The diagram below shows how a get operation handles expiration checking. Notice how the expiration check and potential removal happen atomically to prevent race conditions.

Step-by-step walkthrough for get("session:abc"):

  1. User thread calls get("session:abc"): The user's thread invokes the cache's get method with the key.
  2. Cache retrieves entry from the map: The cache calls the map's get method. With a thread-safe map, this is typically a lock-free or fine-grained locked read.
  3. Map returns entry reference (or null): The map returns a reference to the cache entry object if the key exists, or null if it doesn't. This is just a pointer/reference copy; the entry object itself is not copied.
  4. If null, return null immediately: No entry means cache miss. Return null to the caller.
  5. Check expiration on the entry: Compare the current monotonic time against the stored expiration time. Because the entry is immutable, this check is safe even if another thread is simultaneously putting a new entry for this key.
  6. If not expired, return the value: The entry is still valid. Return the value. The value reference is safe because the entry is immutable.
  7. If expired, use conditional removal: This is the critical step. We don't blindly remove whatever is at that key. Instead, we use conditional removal that only removes if the current value is still the same entry we checked. If another thread put a fresh entry between step 3 and now, the conditional remove does nothing, which is exactly what we want.
  8. Return null for expired case: Whether the remove succeeded or not, return null. The entry we found was expired.

Put operation with concurrent cleanup

The diagram below shows what happens when a put() operation races with the cleanup thread.

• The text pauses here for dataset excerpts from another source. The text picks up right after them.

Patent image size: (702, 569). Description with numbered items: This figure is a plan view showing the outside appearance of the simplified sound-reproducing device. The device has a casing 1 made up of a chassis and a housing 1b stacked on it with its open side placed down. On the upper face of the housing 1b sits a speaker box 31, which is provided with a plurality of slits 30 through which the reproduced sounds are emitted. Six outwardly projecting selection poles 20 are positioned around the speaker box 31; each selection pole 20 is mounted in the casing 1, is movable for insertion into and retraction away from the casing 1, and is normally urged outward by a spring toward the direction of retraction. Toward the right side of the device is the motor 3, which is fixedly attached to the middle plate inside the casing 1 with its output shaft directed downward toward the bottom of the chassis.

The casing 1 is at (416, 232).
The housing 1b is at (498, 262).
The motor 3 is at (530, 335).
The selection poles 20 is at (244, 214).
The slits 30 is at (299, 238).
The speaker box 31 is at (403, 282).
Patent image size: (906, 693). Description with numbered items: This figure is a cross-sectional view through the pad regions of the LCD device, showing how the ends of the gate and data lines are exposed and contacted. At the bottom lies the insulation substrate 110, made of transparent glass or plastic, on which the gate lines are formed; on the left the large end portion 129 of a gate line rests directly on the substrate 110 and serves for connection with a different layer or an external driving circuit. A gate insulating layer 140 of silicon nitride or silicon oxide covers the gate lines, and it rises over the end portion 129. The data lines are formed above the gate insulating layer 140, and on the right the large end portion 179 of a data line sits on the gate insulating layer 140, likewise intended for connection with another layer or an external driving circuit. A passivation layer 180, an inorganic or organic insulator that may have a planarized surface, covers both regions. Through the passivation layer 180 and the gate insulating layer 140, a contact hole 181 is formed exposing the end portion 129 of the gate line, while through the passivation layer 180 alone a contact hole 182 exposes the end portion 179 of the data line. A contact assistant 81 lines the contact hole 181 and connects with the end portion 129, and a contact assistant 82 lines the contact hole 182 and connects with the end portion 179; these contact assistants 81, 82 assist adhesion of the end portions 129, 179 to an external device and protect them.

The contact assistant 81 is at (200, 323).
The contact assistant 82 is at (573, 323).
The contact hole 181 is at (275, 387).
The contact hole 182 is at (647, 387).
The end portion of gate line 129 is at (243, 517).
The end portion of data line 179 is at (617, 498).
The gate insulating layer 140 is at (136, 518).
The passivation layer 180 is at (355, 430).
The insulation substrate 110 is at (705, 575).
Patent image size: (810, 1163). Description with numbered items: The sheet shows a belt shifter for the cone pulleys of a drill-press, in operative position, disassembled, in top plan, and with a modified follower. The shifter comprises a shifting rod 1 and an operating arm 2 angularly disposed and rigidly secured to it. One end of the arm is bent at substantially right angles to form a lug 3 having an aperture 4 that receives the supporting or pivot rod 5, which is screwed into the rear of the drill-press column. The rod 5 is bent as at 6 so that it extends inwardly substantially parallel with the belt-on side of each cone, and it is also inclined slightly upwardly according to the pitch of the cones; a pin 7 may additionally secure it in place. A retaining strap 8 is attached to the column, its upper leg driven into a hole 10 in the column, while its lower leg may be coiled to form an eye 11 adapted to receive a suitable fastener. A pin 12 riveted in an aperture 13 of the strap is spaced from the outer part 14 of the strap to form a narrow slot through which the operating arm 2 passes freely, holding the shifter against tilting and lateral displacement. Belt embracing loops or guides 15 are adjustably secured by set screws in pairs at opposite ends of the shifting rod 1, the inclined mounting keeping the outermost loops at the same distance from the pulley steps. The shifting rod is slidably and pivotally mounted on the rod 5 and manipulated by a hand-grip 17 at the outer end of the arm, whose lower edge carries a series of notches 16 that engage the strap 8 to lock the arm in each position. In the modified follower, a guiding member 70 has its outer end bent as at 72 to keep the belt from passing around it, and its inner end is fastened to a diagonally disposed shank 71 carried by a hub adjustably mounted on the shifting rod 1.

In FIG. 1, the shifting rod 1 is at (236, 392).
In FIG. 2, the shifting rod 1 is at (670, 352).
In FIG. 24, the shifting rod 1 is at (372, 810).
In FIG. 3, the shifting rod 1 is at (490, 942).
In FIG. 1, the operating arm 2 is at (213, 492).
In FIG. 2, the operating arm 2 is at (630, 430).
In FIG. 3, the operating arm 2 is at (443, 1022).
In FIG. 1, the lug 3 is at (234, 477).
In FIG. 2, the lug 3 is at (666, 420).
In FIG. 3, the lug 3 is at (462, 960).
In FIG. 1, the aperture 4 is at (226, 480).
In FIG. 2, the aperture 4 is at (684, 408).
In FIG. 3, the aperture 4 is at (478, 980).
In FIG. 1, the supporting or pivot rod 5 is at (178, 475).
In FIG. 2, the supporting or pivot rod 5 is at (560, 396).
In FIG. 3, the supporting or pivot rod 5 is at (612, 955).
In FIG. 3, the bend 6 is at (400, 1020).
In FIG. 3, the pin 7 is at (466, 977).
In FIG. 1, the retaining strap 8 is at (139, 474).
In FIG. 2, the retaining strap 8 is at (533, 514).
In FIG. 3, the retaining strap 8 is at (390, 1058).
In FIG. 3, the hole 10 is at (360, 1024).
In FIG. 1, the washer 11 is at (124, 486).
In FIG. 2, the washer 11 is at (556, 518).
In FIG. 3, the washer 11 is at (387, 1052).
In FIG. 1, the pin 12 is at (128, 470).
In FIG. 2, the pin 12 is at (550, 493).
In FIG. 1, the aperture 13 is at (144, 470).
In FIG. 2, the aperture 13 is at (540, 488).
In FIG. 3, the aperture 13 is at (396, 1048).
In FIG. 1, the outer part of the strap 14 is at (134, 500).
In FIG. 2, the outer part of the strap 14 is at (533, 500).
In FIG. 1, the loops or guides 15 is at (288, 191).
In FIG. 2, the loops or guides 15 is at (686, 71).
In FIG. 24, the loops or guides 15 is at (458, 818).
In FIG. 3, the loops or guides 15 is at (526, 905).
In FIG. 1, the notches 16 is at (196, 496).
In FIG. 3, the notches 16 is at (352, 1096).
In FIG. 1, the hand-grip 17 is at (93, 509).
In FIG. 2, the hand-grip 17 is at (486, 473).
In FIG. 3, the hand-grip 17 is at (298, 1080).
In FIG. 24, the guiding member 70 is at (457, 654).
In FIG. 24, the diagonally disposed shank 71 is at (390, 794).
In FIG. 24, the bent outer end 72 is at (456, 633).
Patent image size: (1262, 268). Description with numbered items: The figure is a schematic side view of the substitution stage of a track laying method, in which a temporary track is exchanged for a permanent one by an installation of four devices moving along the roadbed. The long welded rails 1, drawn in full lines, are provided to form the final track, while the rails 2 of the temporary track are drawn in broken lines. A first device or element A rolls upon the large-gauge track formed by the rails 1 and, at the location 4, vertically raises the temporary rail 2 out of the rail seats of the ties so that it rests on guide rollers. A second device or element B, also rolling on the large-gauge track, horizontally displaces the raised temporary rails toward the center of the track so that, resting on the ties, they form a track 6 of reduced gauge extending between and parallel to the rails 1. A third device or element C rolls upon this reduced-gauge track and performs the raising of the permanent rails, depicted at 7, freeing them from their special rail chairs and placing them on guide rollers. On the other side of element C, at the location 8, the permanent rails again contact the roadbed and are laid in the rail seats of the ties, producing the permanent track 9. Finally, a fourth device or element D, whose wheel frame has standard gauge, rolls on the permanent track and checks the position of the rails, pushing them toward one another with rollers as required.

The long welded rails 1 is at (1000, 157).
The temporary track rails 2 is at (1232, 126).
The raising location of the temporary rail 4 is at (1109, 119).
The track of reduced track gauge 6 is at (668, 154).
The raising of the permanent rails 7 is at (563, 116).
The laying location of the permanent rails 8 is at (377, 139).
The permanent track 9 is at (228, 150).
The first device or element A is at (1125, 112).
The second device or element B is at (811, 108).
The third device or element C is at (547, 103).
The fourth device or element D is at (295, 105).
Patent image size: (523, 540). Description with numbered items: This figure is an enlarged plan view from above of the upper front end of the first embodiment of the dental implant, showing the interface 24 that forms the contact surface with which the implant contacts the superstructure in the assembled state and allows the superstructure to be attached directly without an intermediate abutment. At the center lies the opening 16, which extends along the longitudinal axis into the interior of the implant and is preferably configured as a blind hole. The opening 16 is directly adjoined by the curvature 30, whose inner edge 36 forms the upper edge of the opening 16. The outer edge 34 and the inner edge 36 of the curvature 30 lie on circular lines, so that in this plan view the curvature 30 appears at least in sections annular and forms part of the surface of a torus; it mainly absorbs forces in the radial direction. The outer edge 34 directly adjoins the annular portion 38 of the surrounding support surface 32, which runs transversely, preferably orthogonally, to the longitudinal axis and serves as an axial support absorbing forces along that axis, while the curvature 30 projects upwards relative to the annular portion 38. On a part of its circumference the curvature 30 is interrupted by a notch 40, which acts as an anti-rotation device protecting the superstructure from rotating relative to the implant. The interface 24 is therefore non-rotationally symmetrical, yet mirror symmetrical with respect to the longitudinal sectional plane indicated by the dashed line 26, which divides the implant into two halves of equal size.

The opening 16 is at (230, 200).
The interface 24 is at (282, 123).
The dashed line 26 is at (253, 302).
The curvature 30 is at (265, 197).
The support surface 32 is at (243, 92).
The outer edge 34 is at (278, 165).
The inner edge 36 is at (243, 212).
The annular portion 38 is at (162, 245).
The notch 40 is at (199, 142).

Step-by-step walkthrough for put() with concurrent cleanup:

  1. Cleanup thread finds expired entry: During its periodic scan, the cleanup thread iterates over the map and finds that "session:abc" has an expired entry.
  2. Cleanup marks key for removal: The cleanup thread decides this key needs to be cleaned up. But it hasn't executed the removal yet.
  3. Writer calls put(): Meanwhile, a writer thread wants to store a fresh value for the same key with a new TTL.
  4. Writer creates new cache entry: The writer creates a new immutable cache entry with the new value and expiration time.
  5. Writer stores entry in map: The writer atomically replaces whatever was there with the new entry.
  6. Cleanup attempts atomic check-and-remove: The cleanup thread finally gets to this key and performs an atomic check-and-remove operation.
  7. Operation sees fresh entry: The atomic operation retrieves the current value, which is now the fresh entry the writer just put. It checks expiration, finds it's not expired, and leaves the entry unchanged.
  8. Fresh entry survives: The cleanup thread's removal attempt has no effect because we used conditional removal. The fresh data is preserved.

Key insight: This is why we use atomic check-and-remove instead of unconditional removal in the cleanup thread. The atomic operation retrieves the current value and decides what to do with it. If the value changed between iteration and removal, we see the new value and make the right decision.